Wednesday, March 5, 2014

PIE, the Daily Mail, and Downing Street child porn: a coincidence too many?

It may be that you are wondering why when a close associate and long time friend of the Prime Minister who works as an aide at No10 Downing Street is arrested for child pornography offences, the only comment by the Labour Party you can find comes from the otherwise nondescript John Mann MP, member for Bassetlaw and a member of the Treasury Select Committee whose concern is solely to be sure there are 'no policy implications'.

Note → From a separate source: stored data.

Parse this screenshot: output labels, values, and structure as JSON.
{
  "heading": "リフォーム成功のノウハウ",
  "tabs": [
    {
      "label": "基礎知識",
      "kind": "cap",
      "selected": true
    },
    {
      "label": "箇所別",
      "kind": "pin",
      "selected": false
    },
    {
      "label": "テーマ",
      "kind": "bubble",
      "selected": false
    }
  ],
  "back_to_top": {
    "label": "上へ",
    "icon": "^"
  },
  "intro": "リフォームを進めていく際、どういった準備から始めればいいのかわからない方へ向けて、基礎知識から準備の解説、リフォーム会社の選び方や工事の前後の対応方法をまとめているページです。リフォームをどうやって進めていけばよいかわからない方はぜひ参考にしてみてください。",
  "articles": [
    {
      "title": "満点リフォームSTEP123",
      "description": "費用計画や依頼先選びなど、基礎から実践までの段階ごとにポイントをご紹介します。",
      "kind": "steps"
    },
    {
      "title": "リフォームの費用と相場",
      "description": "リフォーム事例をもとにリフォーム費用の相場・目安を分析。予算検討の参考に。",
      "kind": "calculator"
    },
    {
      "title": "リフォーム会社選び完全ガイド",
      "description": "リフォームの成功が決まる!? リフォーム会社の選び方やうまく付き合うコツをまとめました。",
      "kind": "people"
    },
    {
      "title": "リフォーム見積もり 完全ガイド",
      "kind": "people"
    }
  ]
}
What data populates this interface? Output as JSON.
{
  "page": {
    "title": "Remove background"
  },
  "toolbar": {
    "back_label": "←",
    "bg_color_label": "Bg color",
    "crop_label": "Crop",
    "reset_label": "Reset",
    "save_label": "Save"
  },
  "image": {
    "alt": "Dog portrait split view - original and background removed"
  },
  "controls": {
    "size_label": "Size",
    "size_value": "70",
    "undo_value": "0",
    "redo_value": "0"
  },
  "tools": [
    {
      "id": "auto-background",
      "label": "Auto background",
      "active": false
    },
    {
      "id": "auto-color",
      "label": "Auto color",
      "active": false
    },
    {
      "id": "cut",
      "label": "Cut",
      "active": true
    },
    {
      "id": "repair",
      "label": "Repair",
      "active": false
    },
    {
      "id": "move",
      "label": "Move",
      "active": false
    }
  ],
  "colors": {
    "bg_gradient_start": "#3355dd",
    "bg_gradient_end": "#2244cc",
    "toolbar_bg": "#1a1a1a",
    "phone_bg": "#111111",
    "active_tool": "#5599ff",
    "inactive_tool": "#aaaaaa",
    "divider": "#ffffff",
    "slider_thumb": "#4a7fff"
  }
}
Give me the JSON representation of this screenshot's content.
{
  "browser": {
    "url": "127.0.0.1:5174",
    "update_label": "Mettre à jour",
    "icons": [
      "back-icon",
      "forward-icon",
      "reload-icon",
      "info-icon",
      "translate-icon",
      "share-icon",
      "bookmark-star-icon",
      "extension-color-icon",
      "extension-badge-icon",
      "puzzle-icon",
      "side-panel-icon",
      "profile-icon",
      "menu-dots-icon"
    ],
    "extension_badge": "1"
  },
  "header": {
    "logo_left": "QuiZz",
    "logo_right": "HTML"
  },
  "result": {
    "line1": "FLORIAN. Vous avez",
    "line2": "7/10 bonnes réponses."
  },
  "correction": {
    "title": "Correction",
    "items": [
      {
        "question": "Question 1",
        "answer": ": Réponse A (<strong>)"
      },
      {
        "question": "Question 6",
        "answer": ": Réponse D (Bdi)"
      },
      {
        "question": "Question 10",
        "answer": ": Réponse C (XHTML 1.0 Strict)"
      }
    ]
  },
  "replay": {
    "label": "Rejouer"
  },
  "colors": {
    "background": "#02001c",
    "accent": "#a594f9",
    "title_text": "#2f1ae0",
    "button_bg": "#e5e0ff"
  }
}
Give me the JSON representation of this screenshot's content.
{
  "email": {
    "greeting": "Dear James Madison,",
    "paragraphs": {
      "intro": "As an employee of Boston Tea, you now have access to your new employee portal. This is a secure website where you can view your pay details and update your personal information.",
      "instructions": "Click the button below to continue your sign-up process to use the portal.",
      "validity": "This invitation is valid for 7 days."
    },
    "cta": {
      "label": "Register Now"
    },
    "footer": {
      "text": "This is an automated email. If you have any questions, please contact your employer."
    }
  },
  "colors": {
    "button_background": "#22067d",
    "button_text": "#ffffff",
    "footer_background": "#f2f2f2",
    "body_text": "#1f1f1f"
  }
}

All very strange, although it is possibly not unconnected to the allegations surrounding Labour MPs Jack Dromey, Harriet Harman and Patricia Hewitt and their links to the Paedophile Information Exchange organisation while they were working for the National Council for Civil Liberties in the 1970's and 80's. That particular story has been rumbling around for many years now without getting a wider airing until the Daily Mail ran with it last December before going rather quiet on it.

Meanwhile, Patrick Horn - the adviser in question at Number 10 - was informed by Downing Street officials of the likelihood of his arrest on the 12th February, and was arrested in the small hours of the 13th February. It would appear that Downing Street was informed in advance of the arrest, and indeed warned Horn, which gave him an opportunity to resign his position before the arrest occurred. What else it may have given him an opportunity to do is a matter for speculation.

What interests me in all of this is the timing. If Horn was arrested in the small hours of the 13th, he was presumably interviewed that day, and very possibly the following day as well. Newspaper reports state that the police 'subsequently examined computers and offices used in Downing Street by Rock, who was the deputy director of No 10's policy unit'

'Subsequently' in this sense would appear to mean in the days following, ie either on Friday the 14th, or Monday the 17th.

How strange then that on Wednesday the 19th February, the Daily Mail - a Tory supporting newspaper - resurrected it's 13th December story about Labour links to PIE, and ran it on the front page not just that day, but for several days afterwards. I recall that when I read the first and following stories, I was slightly puzzled about several things.
  • Why now, when there was no 'new' evidence?
  • When new evidence began to appear, where did it come from? There was little to nothing by way of attribution accompanying the articles
  • Who was their source for this new information?
Now, perhaps I just worked at Westminster for too long, but I'm a bit cynical about the timing. The Harman/Dromey/Hewitt story continues to rumble on, but all of a sudden the timings look a bit too convenient to be entirely coincidental.

It is certainly strange indeed to discover that despite the arrest of a close ally of the Prime Minister which entailed the search of government computers for child pornography in Downing Street, the best Labour can muster is a statement from an obscure back-bencher and a few words from Tom Watson, who'd make a speech at the opening of an envelope if he thought it would get his picture in the Guardian.

So what did happen? I'm flying a bit of a kite here, but I suspect that someone in Downing Street had a brilliant idea. Say nothing about Horn until asked, but in the meantime get the Daily Mail to resurrect their story from December about Labour front benchers and PIE in the 70's and push it for all it was worth. Need more information to sustain a week's worth of front pages? No problem, we're the government, what do you need?

Now, nobody could think that the Horn situation could be hidden forever - it was only a matter of a couple of weeks, if not less, before someone noticed that he was no longer in Downing Street. But that, of course, doesn't matter. By then, the Labour leadership would - with luck - be embroiled in their own paedophile related crisis, and would be keen to not rock the boat on subjects related to senior officials and child pornography.

I can imagine the assessment when - and indeed if - such a scheme was dreamed up. In the short term, it would cause embarrassment to the Labour front bench while they dealt with the PIE allegations. By the time the Horn story came to light, Labour would not be keen to shout 'senior Tory paedophile' because they would be accused of hypocrisy, having vacillated over Harman et al. This is why the only Labour MPs sticking their heads above the parapet were publicity hungry backbenchers. In the long term, the genius at Downing Street would realise that the two stories would coalesce in the public imagination, party lines would be lost, and the 'they're all the same' mentality of the general public would take over leaving few memories of the specifics. Politicians are already held in such low esteem that that would make no difference, but it would prevent a political advantage - and political capital - being made by the Labour Party.

So, perhaps I am too cynical. Perhaps it was indeed a coincidence that the Daily Mail began pushing this story days after Horn's arrest, digging out new evidence regarding PIE from the 70's and 80's, and felt it was genuinely in the public interest. And perhaps the timing of the Horn arrest and the subsequent admission by Downing Street was motivated by good intentions. But my experience of Westminster is that such coincidences rarely happen.